Malcolm Stewart, a lawyer with the Ministry of Justice who argued for the Trump administration, referred to FUCT as "the equivalent of the profane past participatory form of a familiar word of profanity and perhaps the paradigmatic word of profanity in our language."

Meanwhile, Chief Justice John Roberts called the "vulgar word in the heart."

But the motivation behind the name FUCT was not lost on at least some of the judges.

"Come on, be serious," said lawyer Samuel Alito to John Sommer, who argued the case on behalf of Brunetti. "You know what he's trying to say."

The court considered whether the disputed provision, which has been on the books for more than a century, violated Brunetti's freedoms.

Justice Stephen Breyer seemed particularly concerned that a judgment in Brunetti's favor would open the door to trademarks with racing muscles, which could then appear on commercials on buses or newsstands.
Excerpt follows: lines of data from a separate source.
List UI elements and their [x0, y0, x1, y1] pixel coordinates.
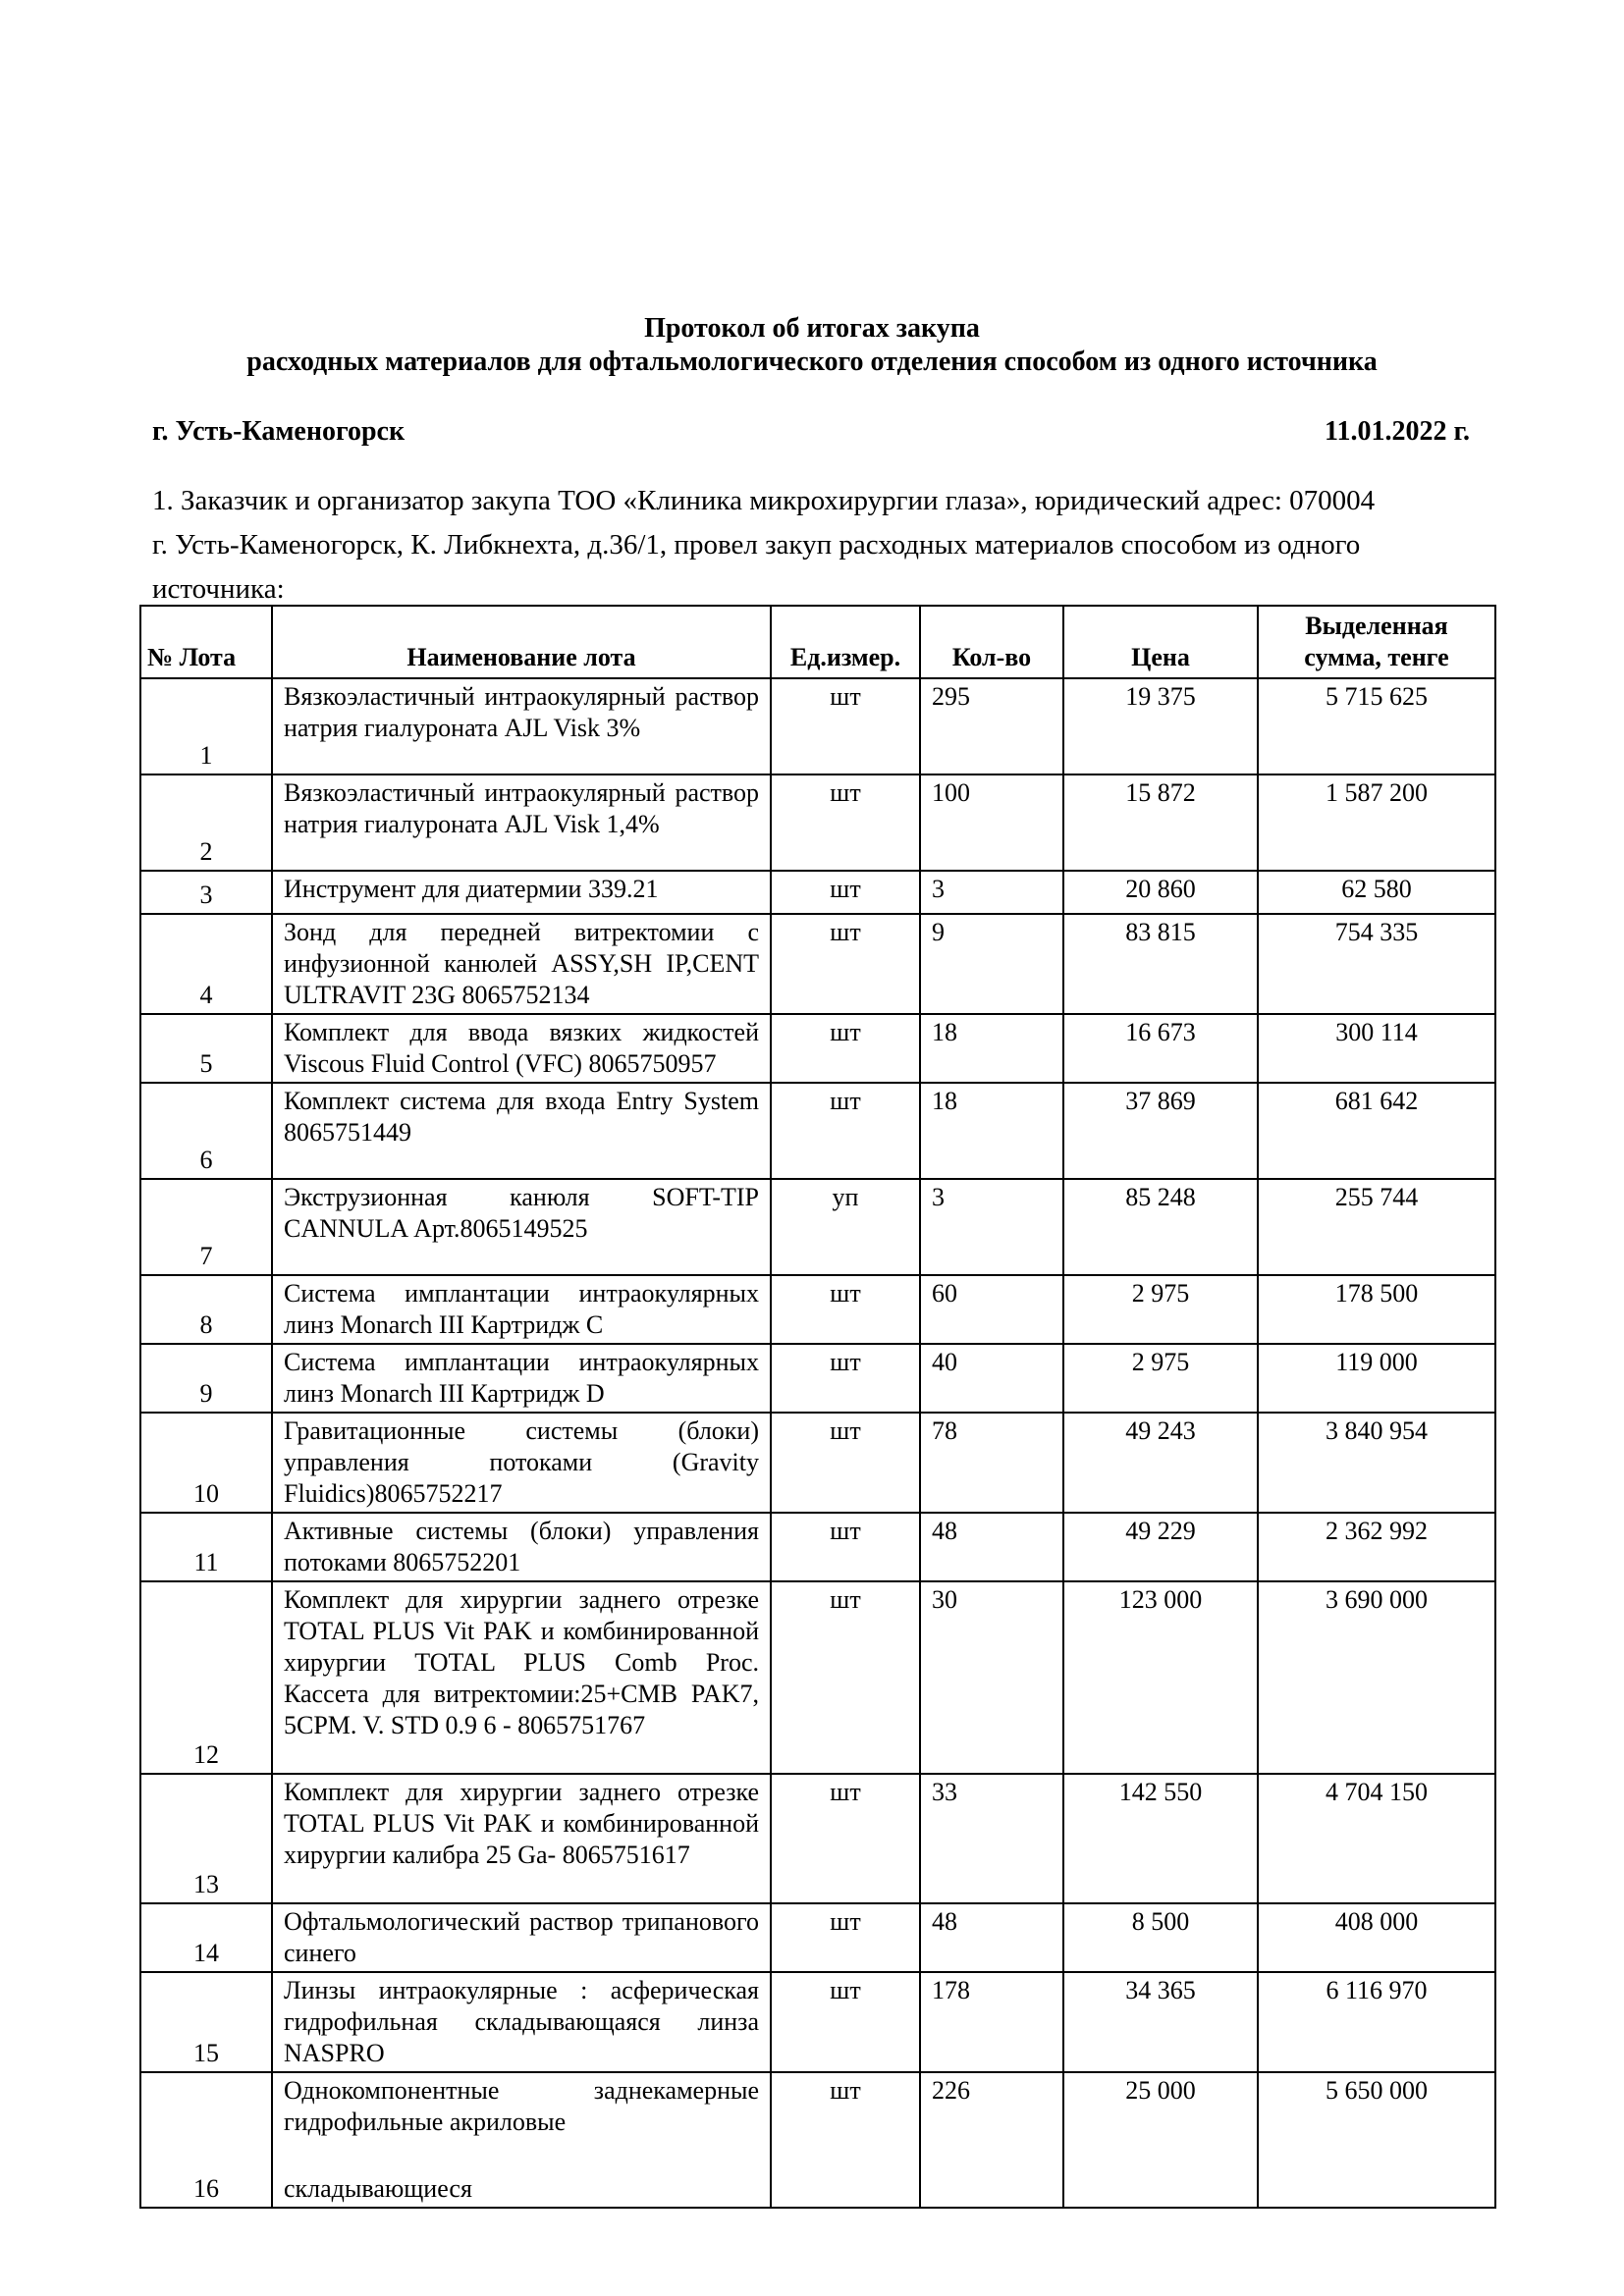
allocated-sum-cell: 178 500 [1258, 1275, 1495, 1344]
allocated-sum-cell: 5 650 000 [1258, 2072, 1495, 2208]
lot-number-cell: 5 [140, 1014, 272, 1083]
lot-name-cell [272, 2072, 771, 2208]
lot-name-cell: Экструзионная канюля SOFT-TIP CANNULA Арт.8065149525 [272, 1179, 771, 1275]
lot-name-text: складывающиеся [284, 2174, 472, 2203]
allocated-sum-cell: 4 704 150 [1258, 1774, 1495, 1903]
price-cell: 19 375 [1063, 678, 1258, 774]
allocated-sum-cell: 1 587 200 [1258, 774, 1495, 871]
table-row [140, 1972, 1495, 2072]
lot-number-cell: 2 [140, 774, 272, 871]
quantity-cell: 48 [920, 1513, 1063, 1581]
document-title-line2: расходных материалов для офтальмологического отделения способом из одного источника [246, 347, 1378, 377]
table-row [140, 678, 1495, 774]
quantity-cell: 9 [920, 914, 1063, 1014]
lot-number-cell: 15 [140, 1972, 272, 2072]
table-row [140, 2072, 1495, 2208]
unit-cell: шт [771, 2072, 920, 2208]
quantity-cell: 295 [920, 678, 1063, 774]
table-row [140, 1179, 1495, 1275]
allocated-sum-cell: 5 715 625 [1258, 678, 1495, 774]
lot-name-text: Однокомпонентные заднекамерные гидрофильные акриловые [284, 2076, 759, 2136]
protocol-date: 11.01.2022 г. [1324, 416, 1470, 447]
quantity-cell: 3 [920, 871, 1063, 914]
table-row [140, 774, 1495, 871]
document-title-line1: Протокол об итогах закупа [644, 313, 980, 344]
table-row [140, 1903, 1495, 1972]
table-row [140, 1413, 1495, 1513]
lot-number-cell: 16 [140, 2072, 272, 2208]
lot-number-cell: 6 [140, 1083, 272, 1179]
price-cell: 85 248 [1063, 1179, 1258, 1275]
header-quantity: Кол-во [920, 606, 1063, 678]
intro-line: источника: [152, 573, 285, 605]
table-row [140, 914, 1495, 1014]
lot-number-cell: 3 [140, 871, 272, 914]
unit-cell: шт [771, 1972, 920, 2072]
table-row [140, 1581, 1495, 1774]
quantity-cell: 30 [920, 1581, 1063, 1774]
allocated-sum-cell: 2 362 992 [1258, 1513, 1495, 1581]
unit-cell: шт [771, 1513, 920, 1581]
header-price: Цена [1063, 606, 1258, 678]
lot-name-cell: Комплект для хирургии заднего отрезке TOTAL PLUS Vit PAK и комбинированной хирургии TOTAL PLUS Comb Proc. Кассета для витректомии:25+CMB PAK7, 5CPM. V. STD 0.9 6 - 8065751767 [272, 1581, 771, 1774]
unit-cell: шт [771, 1014, 920, 1083]
price-cell: 34 365 [1063, 1972, 1258, 2072]
table-row [140, 1275, 1495, 1344]
quantity-cell: 18 [920, 1083, 1063, 1179]
allocated-sum-cell: 300 114 [1258, 1014, 1495, 1083]
lot-name-cell: Комплект для ввода вязких жидкостей Viscous Fluid Control (VFC) 8065750957 [272, 1014, 771, 1083]
lot-number-cell: 1 [140, 678, 272, 774]
header-unit: Ед.измер. [771, 606, 920, 678]
allocated-sum-cell: 3 840 954 [1258, 1413, 1495, 1513]
table-row [140, 1774, 1495, 1903]
intro-paragraph [152, 479, 1488, 612]
quantity-cell: 78 [920, 1413, 1063, 1513]
unit-cell: шт [771, 1581, 920, 1774]
lot-number-cell: 9 [140, 1344, 272, 1413]
unit-cell: уп [771, 1179, 920, 1275]
lot-name-cell: Активные системы (блоки) управления потоками 8065752201 [272, 1513, 771, 1581]
quantity-cell: 40 [920, 1344, 1063, 1413]
header-lot-number: № Лота [140, 606, 272, 678]
unit-cell: шт [771, 1083, 920, 1179]
lot-number-cell: 14 [140, 1903, 272, 1972]
intro-line: 1. Заказчик и организатор закупа ТОО «Клиника микрохирургии глаза», юридический адрес: 070004 [152, 485, 1376, 516]
table-row [140, 1344, 1495, 1413]
price-cell: 49 243 [1063, 1413, 1258, 1513]
price-cell: 37 869 [1063, 1083, 1258, 1179]
lot-name-cell: Зонд для передней витректомии с инфузионной канюлей ASSY,SH IP,CENT ULTRAVIT 23G 8065752134 [272, 914, 771, 1014]
city: г. Усть-Каменогорск [152, 416, 406, 447]
allocated-sum-cell: 119 000 [1258, 1344, 1495, 1413]
price-cell: 2 975 [1063, 1344, 1258, 1413]
unit-cell: шт [771, 1413, 920, 1513]
unit-cell: шт [771, 1774, 920, 1903]
quantity-cell: 18 [920, 1014, 1063, 1083]
unit-cell: шт [771, 1275, 920, 1344]
lot-number-cell: 11 [140, 1513, 272, 1581]
allocated-sum-cell: 681 642 [1258, 1083, 1495, 1179]
price-cell: 8 500 [1063, 1903, 1258, 1972]
lot-name-cell: Гравитационные системы (блоки) управления потоками (Gravity Fluidics)8065752217 [272, 1413, 771, 1513]
table-header-row [140, 606, 1495, 678]
lot-name-cell: Комплект для хирургии заднего отрезке TOTAL PLUS Vit PAK и комбинированной хирургии калибра 25 Ga- 8065751617 [272, 1774, 771, 1903]
unit-cell: шт [771, 1344, 920, 1413]
allocated-sum-cell: 255 744 [1258, 1179, 1495, 1275]
header-allocated-sum: Выделенная сумма, тенге [1258, 606, 1495, 678]
quantity-cell: 60 [920, 1275, 1063, 1344]
header-lot-name: Наименование лота [272, 606, 771, 678]
unit-cell: шт [771, 871, 920, 914]
price-cell: 49 229 [1063, 1513, 1258, 1581]
quantity-cell: 178 [920, 1972, 1063, 2072]
quantity-cell: 100 [920, 774, 1063, 871]
lot-name-cell: Комплект система для входа Entry System 8065751449 [272, 1083, 771, 1179]
table-row [140, 1014, 1495, 1083]
allocated-sum-cell: 62 580 [1258, 871, 1495, 914]
quantity-cell: 48 [920, 1903, 1063, 1972]
price-cell: 16 673 [1063, 1014, 1258, 1083]
table-row [140, 871, 1495, 914]
price-cell: 123 000 [1063, 1581, 1258, 1774]
price-cell: 2 975 [1063, 1275, 1258, 1344]
lot-name-cell: Вязкоэластичный интраокулярный раствор натрия гиалуроната AJL Visk 3% [272, 678, 771, 774]
table-row [140, 1513, 1495, 1581]
unit-cell: шт [771, 774, 920, 871]
allocated-sum-cell: 6 116 970 [1258, 1972, 1495, 2072]
lots-table [139, 605, 1496, 2209]
table-row [140, 1083, 1495, 1179]
allocated-sum-cell: 408 000 [1258, 1903, 1495, 1972]
price-cell: 25 000 [1063, 2072, 1258, 2208]
lot-name-cell: Система имплантации интраокулярных линз Monarch III Картридж D [272, 1344, 771, 1413]
quantity-cell: 3 [920, 1179, 1063, 1275]
price-cell: 142 550 [1063, 1774, 1258, 1903]
quantity-cell: 33 [920, 1774, 1063, 1903]
allocated-sum-cell: 754 335 [1258, 914, 1495, 1014]
price-cell: 20 860 [1063, 871, 1258, 914]
price-cell: 83 815 [1063, 914, 1258, 1014]
intro-line: г. Усть-Каменогорск, К. Либкнехта, д.36/1, провел закуп расходных материалов способом из одного [152, 529, 1361, 561]
lot-number-cell: 7 [140, 1179, 272, 1275]
lot-number-cell: 13 [140, 1774, 272, 1903]
lot-number-cell: 12 [140, 1581, 272, 1774]
lot-number-cell: 4 [140, 914, 272, 1014]
lot-name-cell: Офтальмологический раствор трипанового синего [272, 1903, 771, 1972]
lot-name-cell: Линзы интраокулярные : асферическая гидрофильная складывающаяся линза NASPRO [272, 1972, 771, 2072]
lot-number-cell: 10 [140, 1413, 272, 1513]
unit-cell: шт [771, 914, 920, 1014]
lot-number-cell: 8 [140, 1275, 272, 1344]
unit-cell: шт [771, 1903, 920, 1972]
lot-name-cell: Инструмент для диатермии 339.21 [272, 871, 771, 914]
quantity-cell: 226 [920, 2072, 1063, 2208]
lot-name-cell: Система имплантации интраокулярных линз Monarch III Картридж C [272, 1275, 771, 1344]
price-cell: 15 872 [1063, 774, 1258, 871]
unit-cell: шт [771, 678, 920, 774]
allocated-sum-cell: 3 690 000 [1258, 1581, 1495, 1774]
lot-name-cell: Вязкоэластичный интраокулярный раствор натрия гиалуроната AJL Visk 1,4% [272, 774, 771, 871]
"Very often, the word involved in your case and race is not point of view," said the breyer. "It's used to insulting someone, rather than fighting words, or it usually tends to pay attention to yourself."

But others at the nine-member court recognized that the law was broad and applied inconsistently by the Patent and Trademark Office. 19659002] Some trademark applications, Ruth Bader Ginsburg said, were downgraded for two reasons: because the trademarks were scandalous and because they were similar to brands already registered.

"If the mark is already registered," Ginsburg said, "Then it's not outrageous."

For example, the US Patent and Trademark Office refused to register the FUCT, but received FCUK, an acronym for the British-based clothing chain French Connection.

How did Neil Gorsuch adjust, is a "reasonable citizen" likely to know how the government will treat their brand?

"Is it a flip of a coin?" he asked.

The wording of the law is "very broad," said Justice Elena Kagan, who sucked the Ted Ted dilemma legally.

"If Congress wants to pass a minor law focused on vulgarity or profanity, then Congress can do that," she said.

The Trump administration claims that in refusing to approve trademark applications with scandalous or immoral material, the government is "protecting unwilling viewers of material they find offensive".

A decision by the judiciary is expected in late June.